Fifth Eye Scores $2.3M for Software to Detect Patient Warning Signs
[Update, 2:02 p.m., see below.] Jen Baird, a serial entrepreneur who has led several Michigan-based healthcare technology startups, is back at it with Fifth Eye, an Ann Arbor, MI-based company developing software that performs analytics on patient data. Investors so far like what they see in the young venture: Fifth Eye has just raised $2.3 million in seed funding from Invest Michigan, the Biosciences Research and Commercialization Center at Western Michigan University, and 33 angel investors.
Fifth Eye’s software is designed to act as an early warning system capable of detecting when a patient might be in serious trouble, based on their electrocardiogram (ECG) data—the bright, squiggly lines bouncing across the screen at a patient’s bedside. The technology alerts medical professionals to impending blood pressure instability, Baird says.
From there, she says doctors could take proactive measures to avoid adverse health events and improve outcomes for patients, thereby (ideally) shortening hospital stays and reducing healthcare costs. Baird says the software would only work on those patients whose ECG data is being monitored—most commonly in emergency rooms, intensive care units, and step-down care units, she adds.
“We take that ECG line and run it through robust analytics,” Baird explains. The process produces a score every two minutes that rates the patient’s stability and potentially enables the early detection of patient distress. “We’re checking to see if the heart is overcompensating. It’s non-invasive, real-time, and continuous,” she says.
When the heart overcompensates for other trouble in the body, the signs are subtle, Baird says, but they have detectable mathematical characteristics, which helps Fifth Eye’s software asses the patient’s condition. The idea for the software came about five years ago at the University of Michigan’s Center for Integrative Research in Critical Care, which received support from university tech transfer programs, in partnership with the Michigan Economic Development Corporation’s Entrepreneur and Innovation initiative, to advance commercialization.
Fifth Eye licensed the technology from U-M, and the company is now working with development partner Menlo Innovations to refine the software, Baird says. The five-person Fifth Eye team includes three researchers who left the university to become full-time employees to help usher the software to market.
“There is so much research being done in Ann Arbor, sometimes the tricky part is finding it,” says Baird, whose past ventures include Accuri Cytometers, which was acquired by Becton, Dickinson and Company in 2011 for $205 million. The research behind Fifth Eye “was kind of hidden, but I was lucky enough to find the team at the right time, and we immediately gelled. What got me excited about the technology was that it was already working, and clinicians were super excited because its capabilities don’t exist in the market.”
There are competing software products out there to alert doctors to an impending patient crash, but Baird says many of those systems rely on vital sign input—think blood pressure and heart rate—rather than the heart’s electrical signals continuously being monitored by ECG machines, which she says is a more predictive measurement. (At least one of Fifth Eye’s competitors, VitalConnect, also uses ECG data, according to its website.) Because Fifth Eye analyzes ECG data, the software can detect trouble hours before it would show up in a reading of vital signs, she maintains. [This paragraph was updated to clarify how Fifth Eye’s technology works.]
“Vital signs are a late indicator because the body is so good at compensating,” she says. “We’re distilling [the patient’s condition] down to a score that says stable or unstable. We don’t offer a specific diagnosis—we say the body is compensating for something, and it’s really serious. It can be caused by a number of things, like sepsis, pneumonia, or a traumatic brain injury.”

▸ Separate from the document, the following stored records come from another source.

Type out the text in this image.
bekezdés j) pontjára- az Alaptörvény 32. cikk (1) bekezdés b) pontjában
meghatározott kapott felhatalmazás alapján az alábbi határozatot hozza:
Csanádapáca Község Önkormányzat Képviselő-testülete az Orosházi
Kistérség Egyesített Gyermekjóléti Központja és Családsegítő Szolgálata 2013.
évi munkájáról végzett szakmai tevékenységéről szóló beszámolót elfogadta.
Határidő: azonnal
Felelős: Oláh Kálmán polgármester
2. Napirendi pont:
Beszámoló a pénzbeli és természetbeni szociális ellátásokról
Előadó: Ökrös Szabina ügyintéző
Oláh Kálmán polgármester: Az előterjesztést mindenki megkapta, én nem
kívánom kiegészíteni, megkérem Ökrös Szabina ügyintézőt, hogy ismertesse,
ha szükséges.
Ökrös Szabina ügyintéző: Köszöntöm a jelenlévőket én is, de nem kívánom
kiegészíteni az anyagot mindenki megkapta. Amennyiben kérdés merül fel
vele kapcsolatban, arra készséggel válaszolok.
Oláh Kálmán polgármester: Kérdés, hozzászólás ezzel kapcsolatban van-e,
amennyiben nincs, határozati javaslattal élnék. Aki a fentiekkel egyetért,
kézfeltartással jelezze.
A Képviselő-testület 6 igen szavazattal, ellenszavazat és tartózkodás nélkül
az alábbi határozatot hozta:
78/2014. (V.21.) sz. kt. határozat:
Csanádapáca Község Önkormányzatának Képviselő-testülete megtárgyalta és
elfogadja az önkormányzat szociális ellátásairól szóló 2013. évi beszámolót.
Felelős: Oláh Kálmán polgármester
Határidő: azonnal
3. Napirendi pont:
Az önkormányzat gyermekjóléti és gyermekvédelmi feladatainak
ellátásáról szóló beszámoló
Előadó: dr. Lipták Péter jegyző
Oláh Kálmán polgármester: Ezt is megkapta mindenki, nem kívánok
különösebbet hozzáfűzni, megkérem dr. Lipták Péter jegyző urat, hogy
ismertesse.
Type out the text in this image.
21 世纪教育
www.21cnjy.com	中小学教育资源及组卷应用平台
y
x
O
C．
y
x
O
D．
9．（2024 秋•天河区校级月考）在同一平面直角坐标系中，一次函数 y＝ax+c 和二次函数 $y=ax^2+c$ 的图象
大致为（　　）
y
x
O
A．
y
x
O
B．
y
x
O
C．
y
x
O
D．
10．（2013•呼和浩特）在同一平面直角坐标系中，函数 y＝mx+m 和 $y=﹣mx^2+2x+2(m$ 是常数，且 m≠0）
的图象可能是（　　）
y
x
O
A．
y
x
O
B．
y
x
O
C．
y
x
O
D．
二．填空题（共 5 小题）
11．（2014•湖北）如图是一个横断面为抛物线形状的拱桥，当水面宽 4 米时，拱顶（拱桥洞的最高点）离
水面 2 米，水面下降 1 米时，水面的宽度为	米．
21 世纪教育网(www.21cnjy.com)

Baird says the technology was validated at U-M hospitals in 2017, although no testing data has been shared publicly. Now, the Fifth Eye team is working on getting the FDA to sign off on the software. Baird expects to submit the software package for regulatory clearance within the next few months and perhaps launch the product as soon as late 2019.
“We’re getting a lot of input from clinicians, who are helping to design the interface and test it,” she says. “The fact that so many busy people are volunteering keeps reinforcing that what we’re doing is making a difference.”
Now, armed with the seed funding, we’ll see whether Fifth Eye has what it takes.